Cuanto más tiempo entrenas a baja intensidad, mayor es la cantidad de gotas de grasa disponibles para obtener energía, lo que aumenta la resistencia muscular.


1.4. Vaciando los depósitos

Cuando necesitas energía extra, los ácidos grasos se "queman" u oxidan en un proceso llamado lipolisis. Hay dos estrategias para conseguir movilizar la grasa de sus depósitos de reserva:

1.- La primera es el ayuno que provoca la liberación de los ácidos grasos del tejido adiposo para que se quemen y suministren energía a los tejidos para mantener la vida sin alimentos. Por supuesto, no es un método recomendable, es mucho más sano y responsable el segundo método.

2.- El ejercicio, porque cuando se mantiene la actividad física los ácidos grasos son la fuente principal de energía para el tejido muscular, aún cuando esté disponible la glucosa y el glucógeno almacenado. Con la actividad física, no sólo evitas problemas de salud, sino que los resultados en el espejo se notan, porque "afinas" tu silueta sin perder firmeza.

1.5. ¿Por qué es tan difícil quemar la grasa?

La grasa de reserva tiene una función natural y de supervivencia. El metabolismo de los seres vivos ha evolucionado durante siglos para conseguir la máxima cantidad de grasas de reserva, un seguro que permite sobrevivir a las épocas de hambre o escasez de alimentos.

En los 5.000 años de evolución humana el problema ha sido cómo almacenar grasas de reserva y evitar el adelgazamiento. Sin embargo, en los últimos 50 años, una pequeña parte de la población mundial se encuentra con el problema contrario, cómo perder grasas y evitar la obesidad y las enfermedades asociadas.

La causa es que hasta ahora nunca había habido tanta abundancia de alimentos energéticos al alcance de la mano. Piensa que nunca había habido supermercados, hamburgueserías y restaurantes a disposición de cualquiera que tenga una tarjeta de crédito. Para disfrutar de un buen jamón, tus abuelos tenían que plantar cereales, segar, recoger, alimentar al cerdo durante un año, y cuando llegaba el día de la matanza, repartirlo entre los hijos, nietos y sobrinos que vivían en la casa familiar y conseguir que durara hasta el año siguiente. Vamos, que el tocino, no les engordaba mucho.
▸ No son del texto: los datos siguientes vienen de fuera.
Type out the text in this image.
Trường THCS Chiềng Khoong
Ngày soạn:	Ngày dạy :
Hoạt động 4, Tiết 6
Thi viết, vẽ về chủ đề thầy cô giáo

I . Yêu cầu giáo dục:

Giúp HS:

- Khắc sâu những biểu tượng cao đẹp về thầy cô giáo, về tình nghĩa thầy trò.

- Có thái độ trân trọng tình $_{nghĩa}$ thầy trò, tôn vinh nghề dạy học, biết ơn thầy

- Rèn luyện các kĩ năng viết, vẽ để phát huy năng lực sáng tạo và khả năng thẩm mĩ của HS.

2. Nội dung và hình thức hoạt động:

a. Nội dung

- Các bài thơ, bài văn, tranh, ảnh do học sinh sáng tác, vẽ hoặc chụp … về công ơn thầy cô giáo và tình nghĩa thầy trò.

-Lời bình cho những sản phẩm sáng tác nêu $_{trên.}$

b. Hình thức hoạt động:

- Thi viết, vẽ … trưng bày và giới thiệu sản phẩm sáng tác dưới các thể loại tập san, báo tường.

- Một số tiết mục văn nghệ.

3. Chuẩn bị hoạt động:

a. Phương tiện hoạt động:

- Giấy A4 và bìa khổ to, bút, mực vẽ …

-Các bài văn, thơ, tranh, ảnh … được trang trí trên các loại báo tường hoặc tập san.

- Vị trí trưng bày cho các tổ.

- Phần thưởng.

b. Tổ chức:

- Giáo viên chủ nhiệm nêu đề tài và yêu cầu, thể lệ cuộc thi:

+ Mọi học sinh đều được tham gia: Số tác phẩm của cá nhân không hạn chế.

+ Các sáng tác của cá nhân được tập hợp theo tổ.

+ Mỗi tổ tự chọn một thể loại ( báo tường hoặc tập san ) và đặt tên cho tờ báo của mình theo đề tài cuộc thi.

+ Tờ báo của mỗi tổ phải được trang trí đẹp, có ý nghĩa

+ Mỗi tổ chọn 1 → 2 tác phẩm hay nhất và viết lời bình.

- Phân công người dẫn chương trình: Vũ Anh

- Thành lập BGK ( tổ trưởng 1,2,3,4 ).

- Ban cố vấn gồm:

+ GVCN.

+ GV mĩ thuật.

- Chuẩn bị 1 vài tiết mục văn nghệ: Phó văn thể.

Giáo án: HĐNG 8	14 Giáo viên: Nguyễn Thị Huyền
Es difícil luchar contra una ventaja selectiva natural. A pesar de la dieta y del entrenamiento, muchos deportistas, generalmente mujeres, se encuentran con cúmulos de grasa en zonas del cuerpo casi imposibles de eliminar.


2. Consejos prácticos para acabar con la grasa


- Cuida tus calorías. Sigue una dieta equilibrada de entre 1.500 y 1.800 calorías. Si quieres quemar grasa, es necesario que controles que la dieta no supere más de 2.000 calorías.

- Resiste para quemar. El entrenamiento regular de la resistencia, es decir, baja intensidad durante más de cuarenta minutos, aumenta la capacidad de los músculos para utilizar las grasas como fuente de energía y consigue reducir los depósitos rebeldes.

- Varía tu dieta. No comas los mismos alimentos cada día. El metabolismo de las grasas requiere un aporte completo de vitaminas, minerales y aminoácidos necesarios para funcionar de forma eficiente, que te aseguras con una alimentación variada.

- No bajes de 1.500 calorías. Si reduces las calorías, disminuirás tu tasa de metabolismo basal y conseguirás el efecto contrario: ahorrarás la grasa almacenada, aunque cada vez comas menos porque tu cuerpo se pone en situación de alerta y reserva lo poco que recibe en vez de quemarlo.

- Entrena con el estómago vacío. La mejor hora es por la mañana temprano antes de desayunar: al no disponer de reservas energéticas de glucógeno, aceleras la vía de combustión de las grasas para obtener energía.

- Fabrícate una buena masa muscular. No te olvides de hacer dos o tres horas de musculación a la semana porque el tejido muscular aumenta tu metabolismo basal y favorece la pérdida de peso.

- Aliméntate con proteínas sanas. Los aminoácidos que componen los alimentos ricos en proteínas tienen un efecto estimulante sobre el metabolismo e intervienen en la eliminación de las grasas.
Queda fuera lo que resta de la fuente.